Acquired Distressed Residential Mortgage Loans – Distressed residential mortgage loans are comprised of pools of fixed and adjustable rate residential mortgage loans acquired by the Company at a discount, with evidence of credit deterioration since their origination and where it is possible that the Company will not collect all contractually required principal payments. Distressed residential mortgage loans held in securitization trusts are distressed residential mortgage loans transferred to Consolidated VIEs that have been securitized into beneficial interests. The Company accounted for these securitization trusts as financings which are consolidated into the Company’s financial statements.
Acquired distressed residential mortgage loans that have evidence of deteriorated credit quality at acquisition are accounted for under ASC 310-30, Loans and Debt Securities Acquired with Deteriorated Credit Quality ("ASC 310-30"). Management evaluates whether there is evidence of credit quality deterioration as of the acquisition date using indicators such as past due or modified status, risk ratings, recent borrower credit scores and recent loan-to-value percentages. Acquired distressed residential mortgage loans are recorded at fair value at the date of acquisition, with no allowance for loan losses. Under ASC 310-30, the acquired loans may be accounted for individually or aggregated and accounted for as a pool of loans if the loans being aggregated have common risk characteristics. A pool is accounted for as a single asset with a single composite interest rate and an expectation of aggregate cash flows. Once a pool is assembled, it is treated as if it was one loan for purposes of applying the accounting guidance.
Under ASC 310-30, the excess of cash flows expected to be collected over the carrying amount of the loans, referred to as the “accretable yield,” is accreted into interest income over the life of the loans in each pool or individually using a level yield methodology. Accordingly, our acquired distressed residential mortgage loans accounted for under ASC 310-30 are not subject to classification as nonaccrual classification in the same manner as our residential mortgage loans that were not distressed when acquired by us. Rather, interest income on acquired distressed residential mortgage loans relates to the accretable yield recognized at the pool level or on an individual loan basis, and not to contractual interest payments received at the loan level. The difference between contractually required principal and interest payments and the cash flows expected to be collected, referred to as the “nonaccretable difference,” includes estimates of both the impact of prepayments and expected credit losses over the life of the individual loan, or the pool (for loans grouped into a pool).

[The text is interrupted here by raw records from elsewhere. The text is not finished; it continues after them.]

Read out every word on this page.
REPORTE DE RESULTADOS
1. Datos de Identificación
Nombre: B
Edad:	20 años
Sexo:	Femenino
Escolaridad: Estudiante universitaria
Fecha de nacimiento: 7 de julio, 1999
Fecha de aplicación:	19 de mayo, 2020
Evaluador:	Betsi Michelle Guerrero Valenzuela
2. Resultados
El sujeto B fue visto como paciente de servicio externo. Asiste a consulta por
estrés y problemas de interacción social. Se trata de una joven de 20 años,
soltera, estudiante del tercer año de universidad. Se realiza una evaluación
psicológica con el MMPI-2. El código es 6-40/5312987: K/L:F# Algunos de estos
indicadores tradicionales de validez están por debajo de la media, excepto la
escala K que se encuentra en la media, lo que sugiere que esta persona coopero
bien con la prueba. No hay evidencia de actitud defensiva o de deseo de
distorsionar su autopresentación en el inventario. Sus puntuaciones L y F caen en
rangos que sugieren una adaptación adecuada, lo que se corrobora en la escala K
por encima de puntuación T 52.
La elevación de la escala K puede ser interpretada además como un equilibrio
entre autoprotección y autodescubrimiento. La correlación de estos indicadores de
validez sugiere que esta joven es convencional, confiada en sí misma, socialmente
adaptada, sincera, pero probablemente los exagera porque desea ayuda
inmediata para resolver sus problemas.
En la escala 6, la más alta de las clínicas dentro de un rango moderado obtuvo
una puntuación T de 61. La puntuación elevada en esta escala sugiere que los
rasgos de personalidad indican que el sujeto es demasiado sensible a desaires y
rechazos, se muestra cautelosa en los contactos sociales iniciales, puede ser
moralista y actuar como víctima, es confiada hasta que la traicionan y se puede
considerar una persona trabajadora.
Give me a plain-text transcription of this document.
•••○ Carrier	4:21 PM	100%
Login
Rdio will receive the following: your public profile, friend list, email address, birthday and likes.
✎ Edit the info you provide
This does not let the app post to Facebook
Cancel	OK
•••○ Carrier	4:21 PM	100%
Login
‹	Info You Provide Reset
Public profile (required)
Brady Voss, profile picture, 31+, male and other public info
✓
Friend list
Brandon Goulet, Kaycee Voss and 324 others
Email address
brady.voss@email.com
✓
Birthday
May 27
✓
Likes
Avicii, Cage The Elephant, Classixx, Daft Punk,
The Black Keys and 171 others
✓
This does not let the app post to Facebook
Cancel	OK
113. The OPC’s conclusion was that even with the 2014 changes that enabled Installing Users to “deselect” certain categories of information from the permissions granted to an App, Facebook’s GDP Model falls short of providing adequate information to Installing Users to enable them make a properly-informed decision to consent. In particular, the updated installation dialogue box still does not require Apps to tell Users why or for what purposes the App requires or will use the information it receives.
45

Management monitors actual cash collections against its expectations, and revised cash flow estimates are prepared as necessary. A decrease in expected cash flows in subsequent periods may indicate that the loan pool or individual loan, as applicable, is impaired, thus requiring the establishment of an allowance for loan losses by a charge to the provision for loan losses. An increase in expected cash flows in subsequent periods initially reduces any previously established allowance for loan losses by the increase in the present value of cash flows expected to be collected, and results in a recalculation of the amount of accretable yield for the loan pool. The adjustment of accretable yield due to an increase in expected cash flows is accounted for prospectively as a change in estimate. The additional cash flows expected to be collected are reclassified from the nonaccretable difference to the accretable yield, and the amount of periodic accretion is adjusted accordingly over the remaining life of the loans in the pool or individual loan, as applicable. The impacts of (i) prepayments, (ii) changes in variable interest rates, and (iii) any other changes in the timing of expected cash flows are recognized prospectively as adjustments to interest income.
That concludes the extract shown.